Almost there. I'm relieved because I'm slowly running out of breath. I notice how I'm becoming more relaxed and turning a blind eye every now and then. It's the last day. In the evening the children can grill marshmallows by the fire. I treat myself to one too. Wow, they taste delicious. I still have a sweet tooth, I think to myself. My conclusion: A sugar-free diet is not easy to implement, especially with children. And whether it is really 'healthier' for children to avoid industrially produced sugar is questionable. Because they often feel like outsiders and that can't be healthy in the long term. Still, I'm glad we stuck with the experiment. It showed me how much sugar we consume, where sugar is found and what alternatives there are. Dealing with it consciously is certainly not wrong. Less sweets, cook a lot yourself, look at the list of ingredients. If you stick to it, you'll get pretty far in avoiding sugar.

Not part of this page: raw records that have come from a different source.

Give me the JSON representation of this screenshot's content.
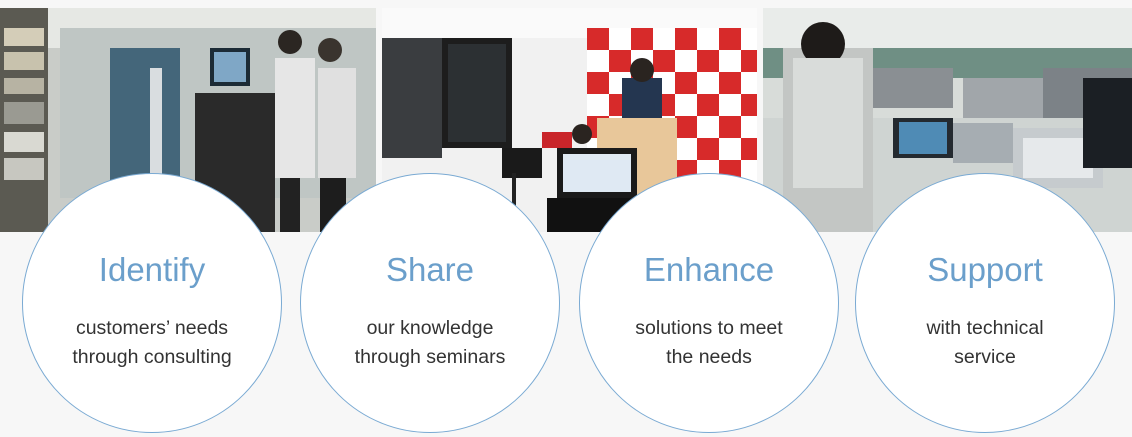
{
  "steps": [
    {
      "title": "Identify",
      "lines": [
        "customers’ needs",
        "through consulting"
      ]
    },
    {
      "title": "Share",
      "lines": [
        "our knowledge",
        "through seminars"
      ]
    },
    {
      "title": "Enhance",
      "lines": [
        "solutions to meet",
        "the needs"
      ]
    },
    {
      "title": "Support",
      "lines": [
        "with technical",
        "service"
      ]
    }
  ],
  "colors": {
    "accent": "#6b9fcb",
    "circle_border": "#7aaad3",
    "text": "#333333"
  }
}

What really surprised me was my son's behavior. After a few days he started sleeping through the night. In his bed. He only came to us in the morning. He's been doing this for a few days now. Can sugar really influence sleep patterns? I asked myself and researched again. Yes, he can. A 2016 study from Columbia University shows that increased sugar consumption during the day causes you to wake up more often at night and are generally more restless. I'm amazed. So if less sugar means we have more peaceful nights, then I'm willing to go through this torture again. But now we're going on vacation. And vacation without ice cream - that's not possible.

From February 18th to March 24th, presenter Dieter Könnes invites viewers of “stern TV am Sonntag” to work together to reduce sugar consumption in just five weeks under the motto “Simply Sugar Free”. They receive prominent support from actress Tina Ruland, who, together with two other colleagues, dares to quit sugar cold. “stern TV am Sonntag” runs on February 18th at 11 p.m. on RTL and parallel on RTL.

Transparency note: The star is part of RTL Deutschland.